Il problema non è il Messale di Paolo VI, e non è il Messale di Pio V. Il problema è la perdita del senso del sacro e del principio di autorità. E qui dobbiamo avere il coraggio di dirlo: il modernismo, che San Pio X definì “sintesi di tutte le eresie”, non è morto. Ha cambiato volto, ma continua a corrodere la Chiesa dall’interno. Il suo veleno oggi si chiama tolleranza pastorale: tollerare tutto in nome dell’accoglienza, chiudere gli occhi sugli abusi perché “è meglio non dividere”, e poi, paradossalmente, essere inflessibili e duri con chi non piace al nuovo sistema. È il relativismo denunciato da Benedetto XVI, diventato prassi liturgica ed ecclesiale: ognuno fa ciò che vuole, purché si dichiari in nome della pastorale. Ma quando la pastorale diventa ideologia, allora non guida più le anime, le perde.

E nel frattempo? Il tessuto ecclesiale si lacera. I fedeli non sanno più a chi credere, i pastori si dividono tra loro, le norme diventano consigli opzionali. Così, accanto agli abusi nel Novus Ordo che umiliano la fede e riducono la Messa a show, cresce la tentazione opposta: sentirsi martiri eroici del Vetus Ordo, con uno spirito da catacombe che giustifica ogni disobbedienza. Ma questa non è santità: è la caricatura della santità. La vera croce non è sfidare Roma: è obbedire nella verità, senza rinunciare alla carità e alla fermezza.

E allora, che fare? Tornare alle parole di Gesù. “Avete capito tutte queste cose?”. Abbiamo capito che il Regno è una rete che raccoglie tutto, e che il discernimento ultimo spetta a Dio?

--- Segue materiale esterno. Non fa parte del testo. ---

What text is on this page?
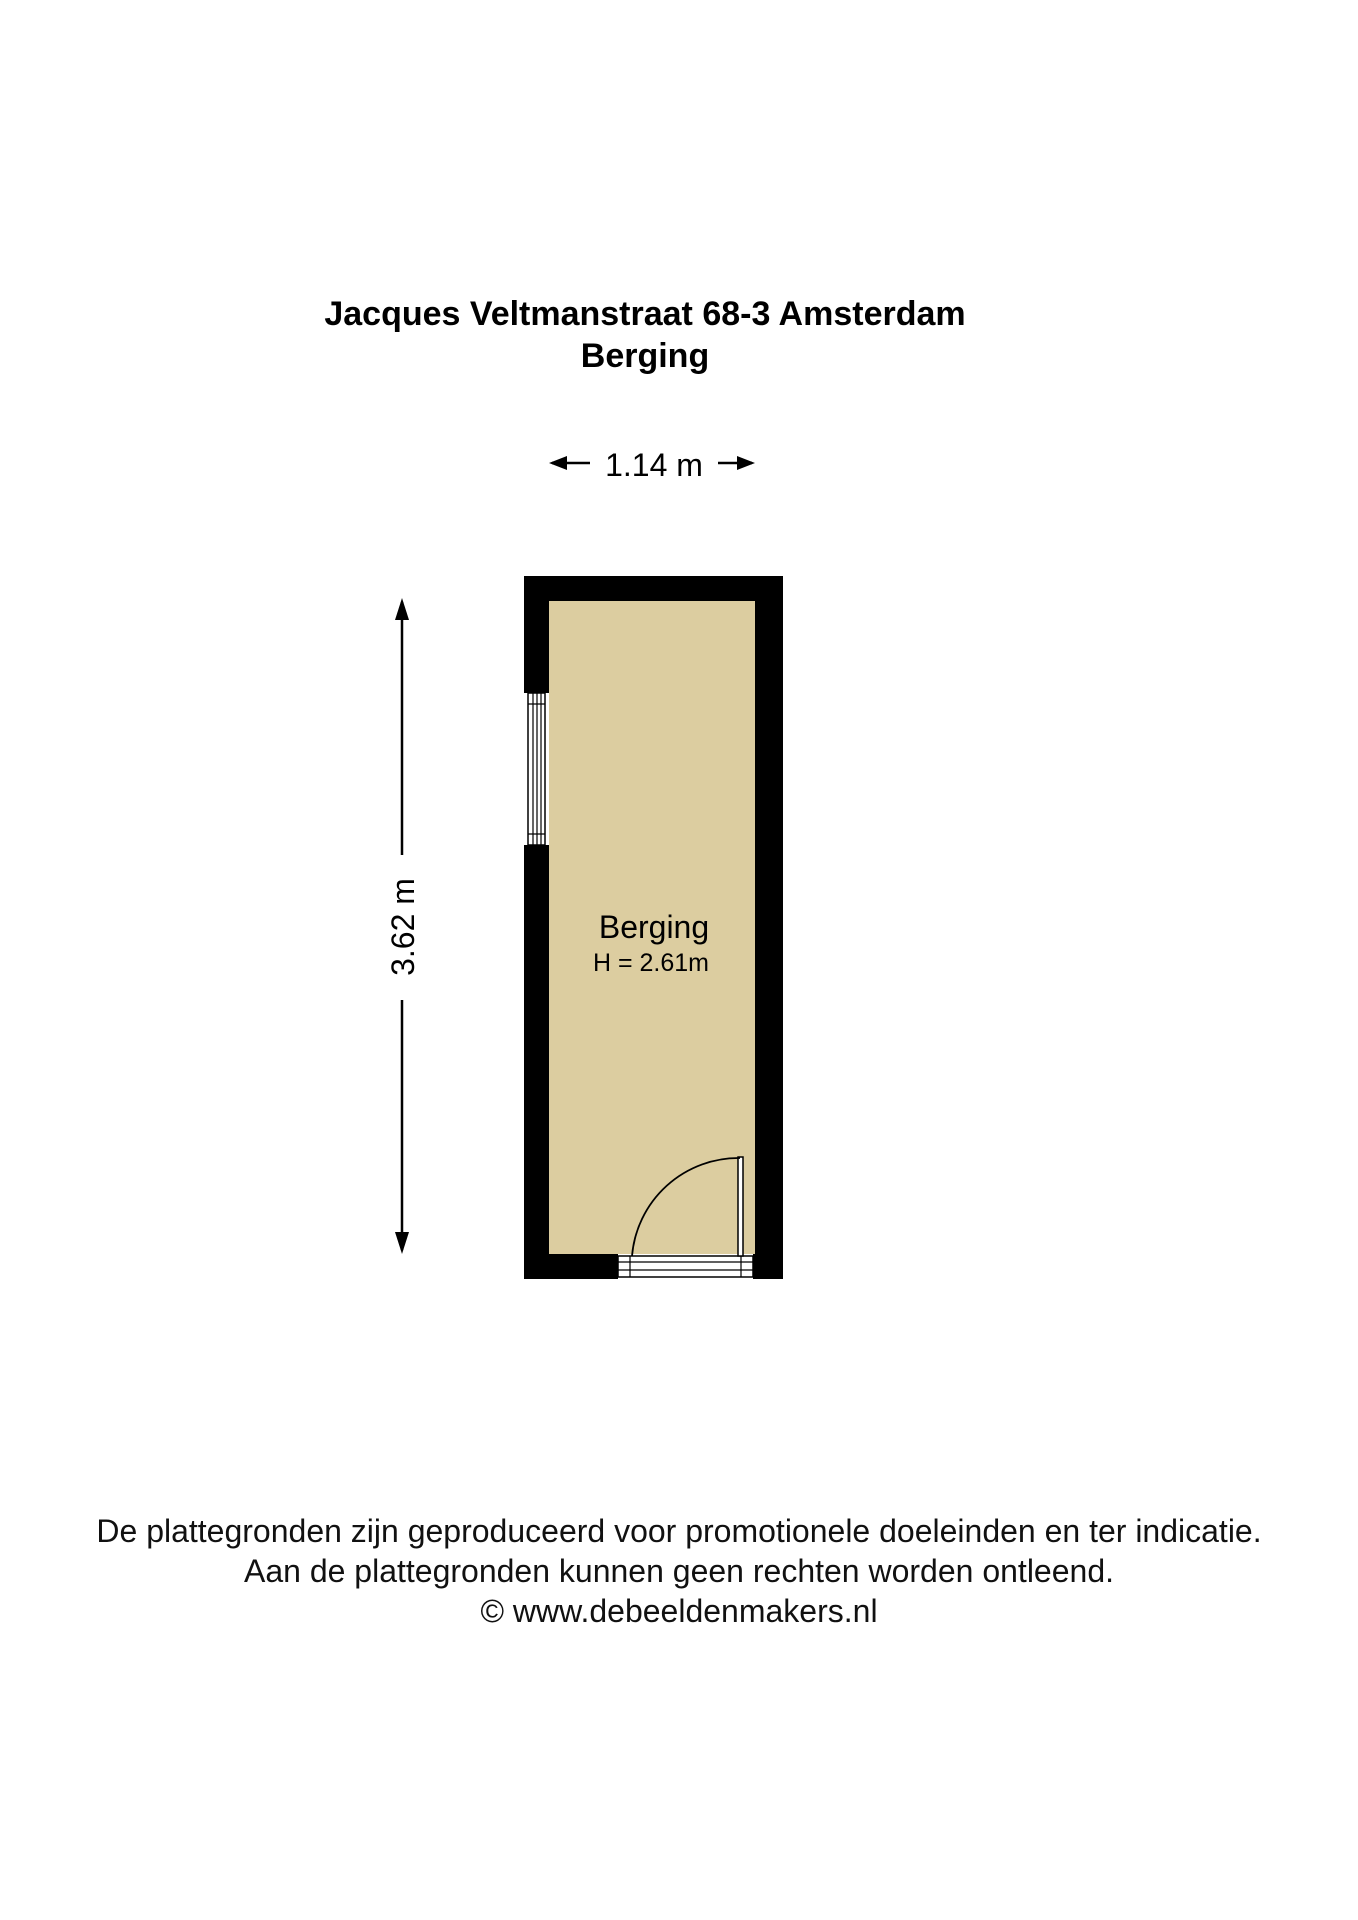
Jacques Veltmanstraat 68-3 Amsterdam
Berging
1.14 m
3.62 m	Berging
H = 2.61m
De plattegronden zijn geproduceerd voor promotionele doeleinden en ter indicatie.
Aan de plattegronden kunnen geen rechten worden ontleend.
© www.debeeldenmakers.nl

Abbiamo capito che il nostro compito non è la guerra, ma la fedeltà? Gesù conclude con una frase che oggi sembra scritta per noi: “Ogni scriba divenuto discepolo del Regno dei cieli è simile a un padrone di casa che estrae dal suo tesoro cose nuove e cose antiche”. Questo è il punto: non rinnegare il nuovo, non idolatrare l’antico. La sapienza è saper estrarre dal tesoro della fede la ricchezza intera, senza amputare nulla. La Tradizione non è un museo, è un fiume vivo: scorre, ma non cambia sorgente.

Se oggi la Chiesa avesse questo coraggio, custodire l’antico senza paura del nuovo, vivere il nuovo senza spezzare le radici, il veleno del modernismo e il rancore dell’integralismo perderebbero terreno. Ma perché questo accada, serve che ciascuno si metta in discussione. Smettiamo di dormire sereni credendo di essere nel giusto, mentre contribuiamo alla divisione. È il più grande inganno del demonio: farci credere santi, mentre ci rende strumenti di lotta.

E allora, chiediamoci davanti al Vangelo di oggi: abbiamo capito queste cose? Forse no. Ma possiamo ricominciare. Non dalla guerra, ma dall’adorazione. Non dall’odio, ma dalla fedeltà. Non dal dispetto, ma dalla sapienza. Perché il tesoro della Chiesa è uno, ed è Cristo: non si svende, non si reinventa, non si divide.